Promises in Death
- First edition (h/b)
- Author: J. D. Robb
- Series: in Death
- Genre: Crime novel
- Publisher: Putnam
- Publication date: February 2009
- Publication place: United States
- Media type: Print (Hardcover, Paperback)
- Pages: 338 pp (paperback)
- ISBN: 978-0-399-15548-2
- Preceded by: Salvation in Death
- Followed by: Kindred in Death

= Promises in Death =

2009 novel by J. D. Robb

Promises in Death (2009) is a novel by J. D. Robb, a pseudonym for American writer Nora Roberts. It is the 28th novel in the In Death series.

==Plot summary==

On being called in to investigate a dead body, NYPSD homicide detectives Eve Dallas and Delia Peabody discover that the woman is a fellow officer, Detective Amaryllis Coltraine, who worked out of another precinct. To add to the emotion of the case, Coltraine was the lover of Li Morris, the Chief Medical Examiner and a good friend of Eve and Peabody. Coltraine was shot with her own police stunner; it also appears that she may have known her killer.

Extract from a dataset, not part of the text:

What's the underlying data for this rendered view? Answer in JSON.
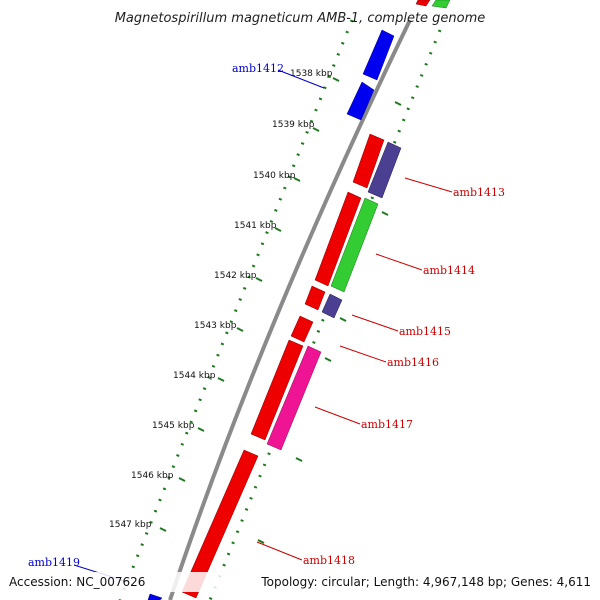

Meanwhile, Eve's contact from Internal Affairs Bureau Donald Webster clues her on the victim's connection with Alex Ricker Max Ricker's son back in Atlanta, Georgia, from where the victim requested a transfer to New York following a fallout.

Initial evidence suggests that the kill may have been ordered by Alex Ricker. The suspect's reactions, however, as well as Roarke's impressions from a private discussion they have, tend to steer the blame away from him. Eve is beginning to sense that the killer may have been one of the detectives Coltraine worked with at her precinct.

A humorous minor subplot revolves around Eve's performing another duty of friendship she has never tackled before: hosting a wedding shower for Louise Dimatto, who is marrying former "licensed companion" Charles Monroe. In the middle of the shower, Eve gets a call from dispatch informing her of the death of Rod Sandy, Alex's Personal Assistant.

After she gets back, Eve requests Charlotte Mira and Cher Reo to sit in for a debrief and ends up explaining the case to all her friends which leads Mavis to point out the killer who was the victim's partner at her precinct.

Further digging reveals the killer to be the illegitimate daughter of Max Ricker, who set her up to exact his revenge on Eve and Roarke for putting him in a cage.